A new method called Boundary Integrated Neural Networks (BINNs) has been developed for analyzing acoustic radiation and scattering. This innovative approach simplifies the complexities of acoustic field analysis in unbounded domains by encoding boundary integral equations within neural networks, offering a more precise and efficient solution with faster convergence rates compared to existing methods.

Acoustic analysis often relies on the boundary element method (BEM) for its semi-analytical nature and boundary-only discretization. Despite its advantages, challenges in solving unbounded domain problems persist, prompting the need for improved computational methods.

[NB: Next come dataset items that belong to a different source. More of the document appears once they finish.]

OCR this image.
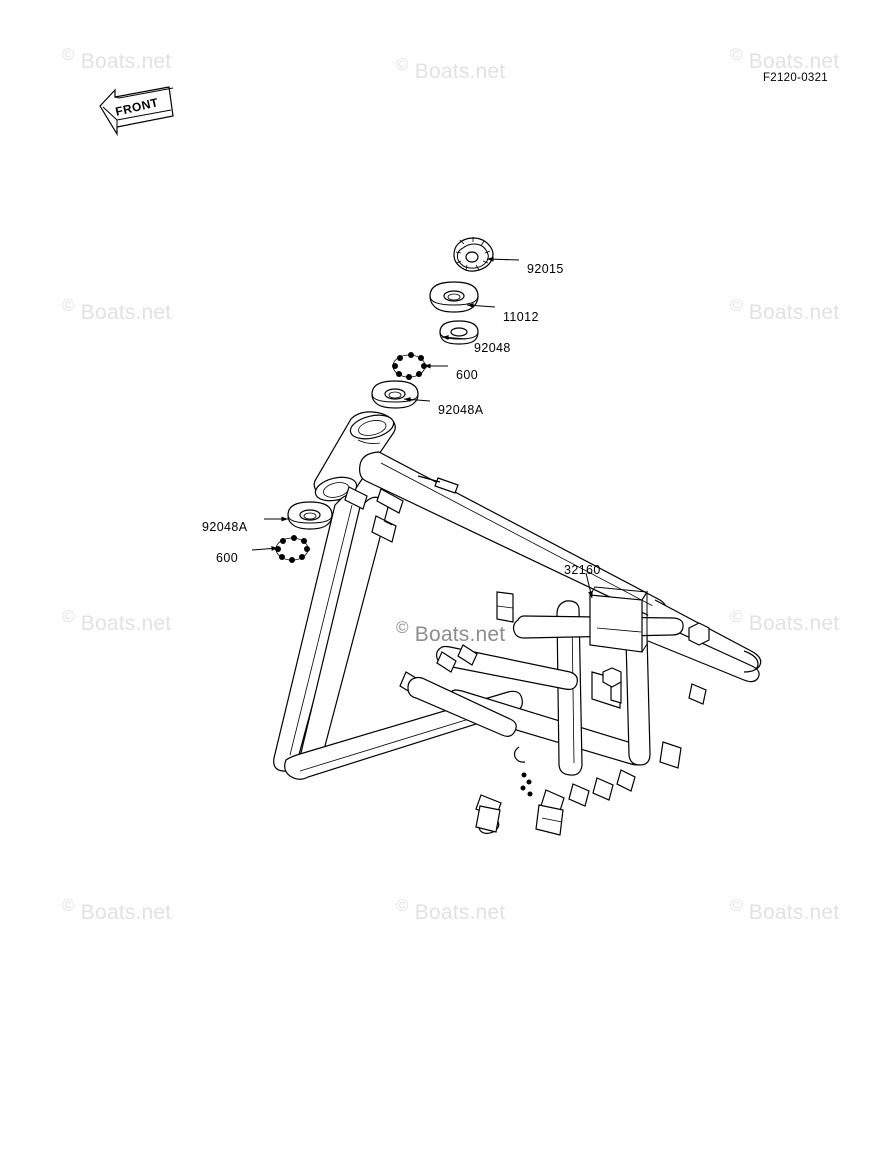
© Boats.net	© Boats.net
© Boats.net
© Boats.net	© Boats.net
© Boats.net	© Boats.net
© Boats.net
© Boats.net	© Boats.net	© Boats.net
F2120-0321
FRONT
92015
11012
92048
600
92048A
92048A
600
32160
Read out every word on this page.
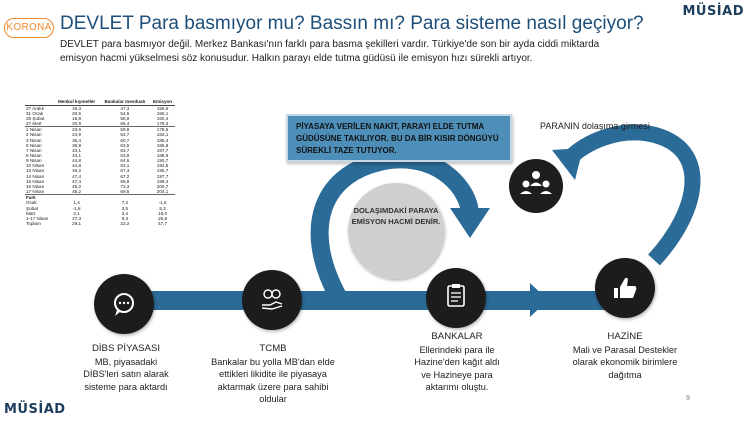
KORONA DEVLET Para basmıyor mu? Bassın mı? Para sisteme nasıl geçiyor?
MÜSİAD
DEVLET para basmıyor değil. Merkez Bankası'nın farklı para basma şekilleri vardır. Türkiye'de son bir ayda ciddi miktarda emisyon hacmi yükselmesi söz konusudur. Halkın parayı elde tutma güdüsü ile emisyon hızı sürekli artıyor.
	Menkul kıymetler	Bankalar mevduatı	Emisyon
27 Aralık	19,3	47,3	156,6
31 Ocak	20,5	54,5	155,1
28 Şubat	18,8	58,8	160,4
27 Mart	20,9	66,4	178,3
1 Nisan	23,6	59,8	178,5
2 Nisan	24,9	54,7	183,1
3 Nisan	35,4	60,7	185,4
6 Nisan	36,9	63,5	186,8
7 Nisan	43,1	63,7	187,7
8 Nisan	43,1	63,8	188,9
9 Nisan	44,8	64,6	190,7
10 Nisan	44,8	63,1	194,5
13 Nisan	46,2	67,4	195,7
14 Nisan	47,4	67,2	197,7
15 Nisan	47,4	66,8	199,4
16 Nisan	48,2	72,3	200,7
17 Nisan	48,2	69,5	204,1
Fark			
Ocak	1,4	7,2	-1,5
Şubat	-1,8	3,5	5,3
Mart	2,1	2,4	18,0
1-17 Nisan	27,3	9,3	25,8
Toplam	29,1	22,2	47,7
PİYASAYA VERİLEN NAKİT, PARAYI ELDE TUTMA GÜDÜSÜNE TAKILIYOR. BU DA BİR KISIR DÖNGÜYÜ SÜREKLİ TAZE TUTUYOR.
PARANIN dolaşıma girmesi
DOLAŞIMDAKİ PARAYA EMİSYON HACMİ DENİR.
DİBS PİYASASI
MB, piyasadaki
DİBS'leri satın alarak
sisteme para aktardı
TCMB
Bankalar bu yolla MB'dan elde
ettikleri likidite ile piyasaya
aktarmak üzere para sahibi
oldular
BANKALAR
Ellerindeki para ile
Hazine'den kağıt aldı
ve Hazineye para
aktarımı oluştu.
HAZİNE
Mali ve Parasal Destekler
olarak ekonomik birimlere
dağıtma
9
MÜSİAD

Deep neural networks (DNNs) have shown promise in function approximation for partial differential equations, yet they struggle with unbounded domains. Due to these challenges, an in-depth study on integrating neural networks with boundary integral equations is necessary.

Researchers from Qingdao University and Hohai University have developed a new method for acoustic field analysis called boundary integrated neural networks (BINNs). Published in the International Journal of Mechanical System Dynamics in June 2024, this study (DOI: 10.1002/msd2.12109) leverages BINNs to encode boundary integral equations into neural networks. This innovation aims to enhance precision and reduce computational costs in acoustic radiation and scattering analysis, offering a promising tool for both bounded and unbounded domains.

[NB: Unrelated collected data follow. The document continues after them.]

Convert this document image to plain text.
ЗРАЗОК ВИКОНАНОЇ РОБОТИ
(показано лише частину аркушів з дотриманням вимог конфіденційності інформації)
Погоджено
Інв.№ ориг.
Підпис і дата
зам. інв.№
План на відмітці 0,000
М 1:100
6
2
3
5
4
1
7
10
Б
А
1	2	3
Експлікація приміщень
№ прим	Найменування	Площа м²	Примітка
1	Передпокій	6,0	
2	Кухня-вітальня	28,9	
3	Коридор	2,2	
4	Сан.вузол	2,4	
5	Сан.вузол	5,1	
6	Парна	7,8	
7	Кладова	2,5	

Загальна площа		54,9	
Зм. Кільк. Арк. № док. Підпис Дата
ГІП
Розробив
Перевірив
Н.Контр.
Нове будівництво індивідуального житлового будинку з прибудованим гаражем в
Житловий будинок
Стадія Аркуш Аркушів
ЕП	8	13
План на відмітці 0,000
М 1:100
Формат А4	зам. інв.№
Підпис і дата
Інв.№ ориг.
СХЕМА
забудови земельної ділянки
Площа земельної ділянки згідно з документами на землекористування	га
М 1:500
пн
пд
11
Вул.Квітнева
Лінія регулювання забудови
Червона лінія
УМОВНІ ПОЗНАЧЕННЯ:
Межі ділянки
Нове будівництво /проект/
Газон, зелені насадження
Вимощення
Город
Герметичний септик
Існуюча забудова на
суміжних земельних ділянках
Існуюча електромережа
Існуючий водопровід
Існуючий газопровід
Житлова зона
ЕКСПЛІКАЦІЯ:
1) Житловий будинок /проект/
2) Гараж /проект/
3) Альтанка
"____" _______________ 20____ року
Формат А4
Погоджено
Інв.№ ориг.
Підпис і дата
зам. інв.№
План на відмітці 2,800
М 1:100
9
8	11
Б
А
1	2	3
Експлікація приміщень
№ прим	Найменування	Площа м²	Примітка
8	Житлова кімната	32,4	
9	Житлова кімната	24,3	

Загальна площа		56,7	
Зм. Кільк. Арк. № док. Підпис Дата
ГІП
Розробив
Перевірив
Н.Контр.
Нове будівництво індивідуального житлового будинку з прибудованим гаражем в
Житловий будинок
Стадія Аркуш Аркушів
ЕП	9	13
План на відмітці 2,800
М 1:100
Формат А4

The BINNs method integrates boundary integral equations (BIEs) into neural networks, offering a significant improvement over traditional methods like physics-informed neural networks (PINNs). By focusing on boundary collocation points, BINNs reduce computational complexity and resource requirements. This approach features a simplified loss function based on BIE residuals, leading to faster convergence without needing special balancing techniques. Key advantages include being ideal for unbounded domain problems, requiring only boundary point coordinates, achieving faster convergence with fewer computational resources, and maintaining high precision with fewer collocation points and neural network layers. The semi-analytical nature of BIEs further enhances accuracy. Three numerical examples demonstrate BINNs' effectiveness in various acoustic scenarios, validating its superiority over PINNs in terms of precision and efficiency. This method promises significant advancements in acoustic field analysis, particularly for complex unbounded domains.

Prof. Yan Gu from Qingdao University stated, "The development of BINNs marks a significant advancement in the field of acoustic analysis. By effectively integrating boundary integral equations with neural networks, we can achieve unprecedented accuracy and efficiency in solving complex acoustic problems, particularly in unbounded domains."

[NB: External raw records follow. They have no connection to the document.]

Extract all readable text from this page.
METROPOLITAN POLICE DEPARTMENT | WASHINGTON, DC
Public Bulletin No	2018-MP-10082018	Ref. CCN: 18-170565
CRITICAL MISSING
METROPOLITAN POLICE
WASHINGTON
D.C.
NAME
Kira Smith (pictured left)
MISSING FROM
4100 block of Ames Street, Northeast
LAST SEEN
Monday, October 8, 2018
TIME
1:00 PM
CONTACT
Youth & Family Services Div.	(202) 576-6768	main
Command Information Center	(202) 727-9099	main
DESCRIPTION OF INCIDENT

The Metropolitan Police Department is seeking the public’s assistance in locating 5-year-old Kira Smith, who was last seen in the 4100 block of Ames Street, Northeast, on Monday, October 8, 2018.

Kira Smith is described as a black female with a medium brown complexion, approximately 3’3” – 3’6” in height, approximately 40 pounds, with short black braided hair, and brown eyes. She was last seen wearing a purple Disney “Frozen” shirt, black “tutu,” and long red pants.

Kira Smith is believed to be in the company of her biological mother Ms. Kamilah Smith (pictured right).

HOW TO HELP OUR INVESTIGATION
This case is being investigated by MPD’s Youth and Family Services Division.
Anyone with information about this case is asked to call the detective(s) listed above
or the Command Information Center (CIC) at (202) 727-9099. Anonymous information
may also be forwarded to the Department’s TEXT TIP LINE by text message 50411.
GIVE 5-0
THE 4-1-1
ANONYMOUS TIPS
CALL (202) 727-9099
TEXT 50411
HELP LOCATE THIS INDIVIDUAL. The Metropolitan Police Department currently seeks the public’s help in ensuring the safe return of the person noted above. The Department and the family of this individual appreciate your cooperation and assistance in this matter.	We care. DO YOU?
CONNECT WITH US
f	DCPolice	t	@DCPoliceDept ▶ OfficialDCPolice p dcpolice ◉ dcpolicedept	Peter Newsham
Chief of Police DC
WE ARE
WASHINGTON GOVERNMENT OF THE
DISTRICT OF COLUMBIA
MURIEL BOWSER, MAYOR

The BINNs method has far-reaching implications for various fields requiring precise acoustic analysis, such as underwater acoustics, noise control, and structural health monitoring. Its ability to handle unbounded domains with high precision and efficiency makes it a valuable tool for engineers and researchers. Future applications may extend to structural-acoustic sensitivity analysis and high-frequency acoustic problems, paving the way for innovations in both academic research and practical implementations.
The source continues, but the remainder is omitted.